Présentée par le groupe Les Républicains, cosignée par des sénateurs de droite et du centre, adoptée par le Sénat et désormais défendue par un ministre favorable à la privatisation du rail, la proposition de loi que nous examinons soulève de sérieuses préoccupations, tant sur la forme que sur le fond. Elle n’a fait l’objet ni d’une étude d’impact ni d’un avis du Conseil d’État, deux instruments pourtant essentiels pour évaluer les conséquences juridiques et pratiques des nombreuses dispositions qu’elle contient. De plus, elle ne repose sur aucune évaluation approfondie des mesures existantes. Et le recours à la procédure accélérée, initialement justifié par l’échéance des Jeux olympiques, apparaît désormais totalement infondé.
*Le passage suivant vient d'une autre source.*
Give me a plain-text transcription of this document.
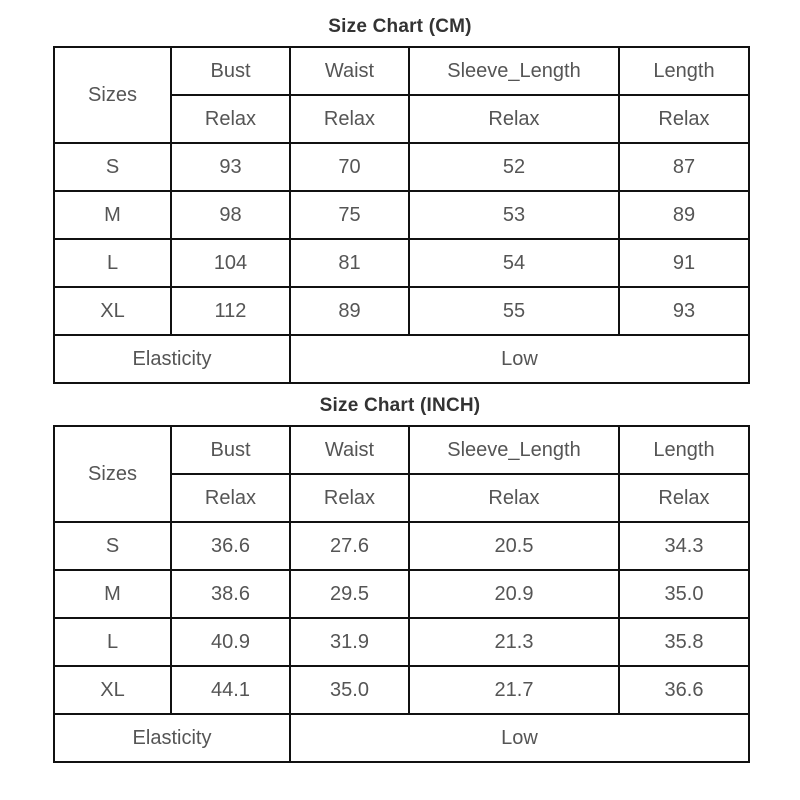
Size Chart (CM)
Sizes	Bust	Waist	Sleeve_Length	Length
	Relax	Relax	Relax	Relax
S	93	70	52	87
M	98	75	53	89
L	104	81	54	91
XL	112	89	55	93
Elasticity		Low		
Size Chart (INCH)
Sizes	Bust	Waist	Sleeve_Length	Length
	Relax	Relax	Relax	Relax
S	36.6	27.6	20.5	34.3
M	38.6	29.5	20.9	35.0
L	40.9	31.9	21.3	35.8
XL	44.1	35.0	21.7	36.6
Elasticity		Low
Sur le fond, ainsi que M. le rapporteur l’a rappelé, la proposition de loi s’inscrit dans la lignée de la loi Savary-Le Roux de 2016 et de la loi pour une sécurité globale du 25 mai 2021. Ces textes ont contribué à un désengagement progressif mais continu de l’État en matière de sécurité publique et abouti au transfert de responsabilités cruciales à des acteurs non étatiques. Cette évolution, que la proposition de loi renforce, fragilise le principe de souveraineté étatique en matière de sécurité, lequel repose sur le monopole de l’État en matière de violence légitime.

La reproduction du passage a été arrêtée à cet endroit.